State Rep. Rob Kauffman, R-Franklin/Cumberland, said Thursday afternoon it appeared as if legislators might be working out the details over the holiday weekend.

For fairs across the state, the budget appears to contain 50 percent less funding for premiums paid to exhibitors. Franklin County Fair organizer Robert Eckstine said a $10 to $15 prize means a lot to a 13-year-old exhibitor.

"To me, that's the disheartening thing," he said.

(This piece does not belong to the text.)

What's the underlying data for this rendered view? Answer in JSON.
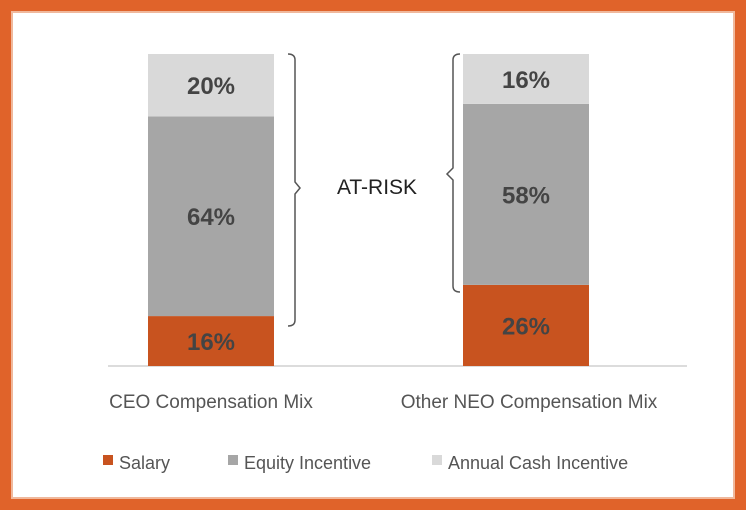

Fair funding was cut in half for 2009-10, when the budget was finalized 100 days late, and Franklin County didn't receive its payments until January, Eckstine said. It had paid out the premiums in November, he said.

Eckstine expects to lose $6,000 to $7,000 in premiums for this year's fair, scheduled for Aug. 15 to 21.

"It's not just affecting Franklin County, it's hurting everyone across the state," he said.

Bernice Crouse, Franklin County Library System's executive director, said the latest decisions mean the system will have lost $255,000 in state funding over two years. The 2009-10 cut was about 21 percent, she said.

"On top of what happened last year, this is really going to make providing services to our county tough," Crouse said.

Public libraries also lost reimbursement for services provided for residents from other parts of the state, Crouse said. Without alternate funding sources, library hours, staffing and programs could be further affected, she said.

"There's no way around that," she said.

The state's 500 school districts received a $250 million increase in basic education funding, but Rendell warned that will be lost if Congress doesn't approve federal funding he and other governors requested. The Associated Press reported Rendell said he would take $350 million from social services.

Such cuts "would be disastrous for the state and its people," Rendell said.

Tuscarora School District Business Manager Eric Holtzman said his school board budgeted no state increase above 2009-10.

"It was too uncertain," he said.

The district's share of the $250 million, which would be approximately $353,000, might need to be used to offset anticipated decreases in education assistance program and accountability block grants, according to Holtzman.

Chambersburg Area School District spokeswoman Sylvia Rockwood said the board budgeted an increase in state funding, but designated that money to bolster the depleted savings account.

"We are closely watching the budget as it develops," she said. "If the (district) receives less than budgeted in state revenue, it will be necessary to take a hard look at our already approved spending plan and make additional cuts in planned expenditures."

The Associated Press contributed to this story.